Distillation-Based Domain Generalization for Cross-Dataset EEG-Based Emotion Recognition

• Published in: IEEE transactions on emerging topics in computational intelligence Vol. 9; no. 3; pp. 2474 - 2490
• Main Authors: Li, Wei, Wang, Siyi, Shao, Shitong, Huang, Kaizhu
• Format: Journal Article
• Language: English
• Published: Piscataway IEEE 01.06.2025; The Institute of Electrical and Electronics Engineers, Inc. (IEEE)
• Subjects: Brain modeling; Computational modeling; Cross-dataset emotion recognition; Data models; Datasets; domain generalization; Effectiveness; electroencephalogram (EEG); Electroencephalography; Emotion recognition; Emotions; Feature extraction; Knowledge engineering; Machine learning; Modules; online distillation; self-distillation; Time series analysis; Training; Transfer learning
• ISSN: 2471-285X; 2471-285X
• DOI: 10.1109/TETCI.2024.3449926

Electroencephalogram (EEG)-based emotion recognition has gradually become a research hotspot with extensive real-world applications.
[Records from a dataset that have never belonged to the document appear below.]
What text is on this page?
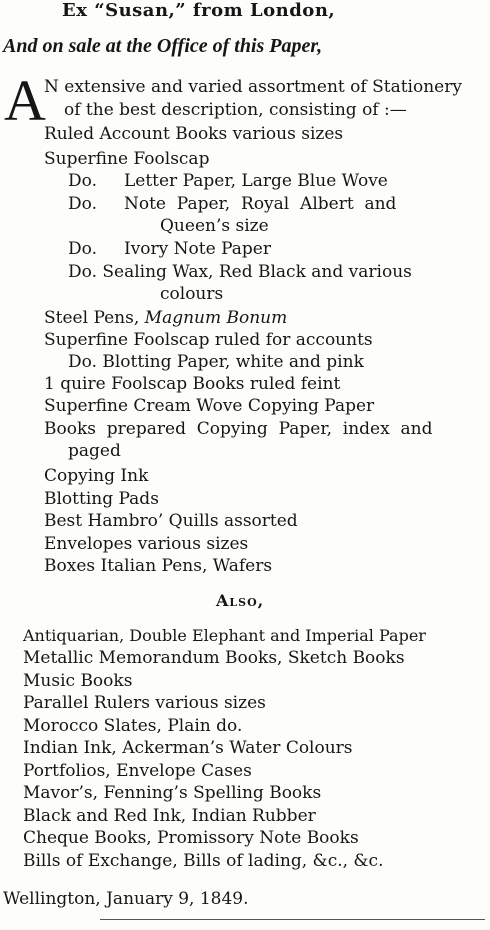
Ex “Susan,” from London,
And on sale at the Office of this Paper,
A
N extensive and varied assortment of Stationery
of the best description, consisting of :—
Ruled Account Books various sizes
Superfine Foolscap
Do.     Letter Paper, Large Blue Wove
Do.     Note  Paper,  Royal  Albert  and
Queen’s size
Do.     Ivory Note Paper
Do. Sealing Wax, Red Black and various
colours
Steel Pens, Magnum Bonum
Superfine Foolscap ruled for accounts
Do. Blotting Paper, white and pink
1 quire Foolscap Books ruled feint
Superfine Cream Wove Copying Paper
Books  prepared  Copying  Paper,  index  and
paged
Copying Ink
Blotting Pads
Best Hambro’ Quills assorted
Envelopes various sizes
Boxes Italian Pens, Wafers
Also,
Antiquarian, Double Elephant and Imperial Paper
Metallic Memorandum Books, Sketch Books
Music Books
Parallel Rulers various sizes
Morocco Slates, Plain do.
Indian Ink, Ackerman’s Water Colours
Portfolios, Envelope Cases
Mavor’s, Fenning’s Spelling Books
Black and Red Ink, Indian Rubber
Cheque Books, Promissory Note Books
Bills of Exchange, Bills of lading, &c., &c.
Wellington, January 9, 1849.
Differences in EEG signals across subjects usually lead to the unsatisfactory performance in subject-independent emotion recognition. To handle this challenge, many researchers have paid attention to the development of transfer learning techniques, which yield promising results. Currently, most researchers focus on transfer learning between subjects within one single dataset. However, cross-dataset transfer learning presents a great challenge, because, in this case, the data collected from different environments and equipments have much more severe variations. Domain Generalization (DG) has great potential to handle the unseen data without involving them in training. Besides, Knowledge Distillation (KD), which can transfer the knowledge learned from the teacher to the student model, has shown promise in generalization for the student model. Inspired by DG and KD, we propose a novel and effective method, Distillation-Based Domain Generalization (DBDG), for cross-dataset EEG-based emotion recognition. Specifically, DBDG contains the modules of feature extraction, online distillation and self-distillation. The feature extraction module can learn the discriminative emotional features from EEG signals; the online distillation and self-distillation modules can enhance the method generalizability. Experimental results on three public benchmark datasets, SEED, SEED-IV and DEAP, have demonstrated the effectiveness of our method for cross-dataset EEG-based emotion recognition.